Whitworth's choices are impeccable without being at all precious. Each image conveys the fact that any location's moment is written in multiple personal histories as well as a collective memory, and that these narratives are legible in the landscape if you know how to see them. Whitworth does.

Like Whitworth, Emily Scott Beck lets things happen in front of her recording devices, differentiating herself from the documentarian by giving her subjects physical and conceptual constraints. She explores the relationship between explicit narrative content and context, often dealing more abstractly with narrative itself. In a word, she is interested in the gist. In two video works that investigate gender and narrative, Beck uses prompts to get her subjects talking. In "Churn," various women Beck knows were asked to express "anything that frustrates them as a woman" while they submerged their faces in water. Their words are rarely understandable, but their stressed vocal tones combine with their washed-out skin and scrunched facial expressions to convey something essential, larger than any statement or secret. Beck's sharpness comes through best in "Belief," an audio work installed in the Ackland's permanent collection. Paintings and sculptures of Christ, St. John and St. Francis alternate with speakers emitting low-volume narratives about the development of one's belief or disbelief in God. The room becomes church-like as the audio's whisper combines with the austerity of the older works.
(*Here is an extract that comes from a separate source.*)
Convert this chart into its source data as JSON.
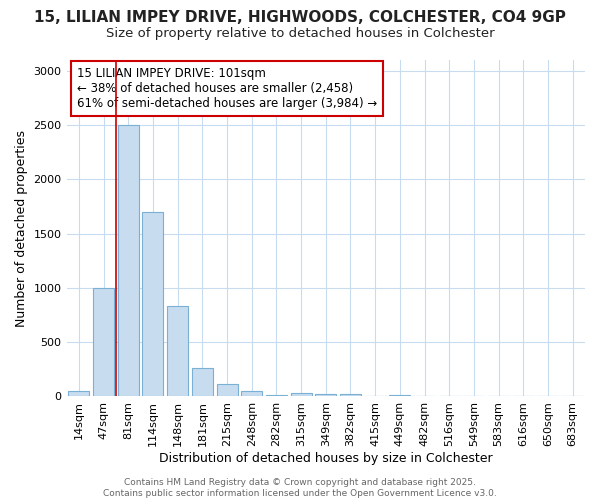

Kia Mercedes Carscallen also creates a sanctified space in "Systemic," which projects two videos on an alcove's floor. Like Beck, Carscallen uses no camera movement, instead drawing on her background in performance to enact the ritual. A figure (the artist) seen from above twitches, trapped beneath a white sheet on a bed. In her artist statement, Carscallen notes that she uses her body "not as an individual body but as a social body, collective body." At times, the figure doubles, evoking memories of jumping on the bed with her twin sister. But it doesn't find its way to any real place. Themes of family and illness power this work. Unable to walk for the better part of a decade during her youth, Carscallen also has cared for family members enduring significant illnesses. In contemplating the social difference of illness, Carscallen finds a universal, third category apart from either "normal" or "unwell" in these images, which are somehow neither concrete nor abstract.

Jessica Dupuis' untitled porcelain boxes describe the arc of her experimental project in the way they're displayed. Using the cardboard boxes that her clay is shipped in, she applies slip and newspaper. As the forms dry, the box absorbs moisture, reshaping the form as it buckles and curls. The finished product is tantalizingly tangible—they look like starting points, little rooms that one wants to climb inside and walk around in.

Ultimately, the boxes convey an obsessive purity, something honed through iterations of making and thinking in the studio.

Student work can be iffy—sometimes signifying less than imitating—but these graduate artists are reaching for universal expressions even as they're learning their media. And in the moments when these artists don't quite grasp what they're reaching for, one is certainly better for seeing where they're heading.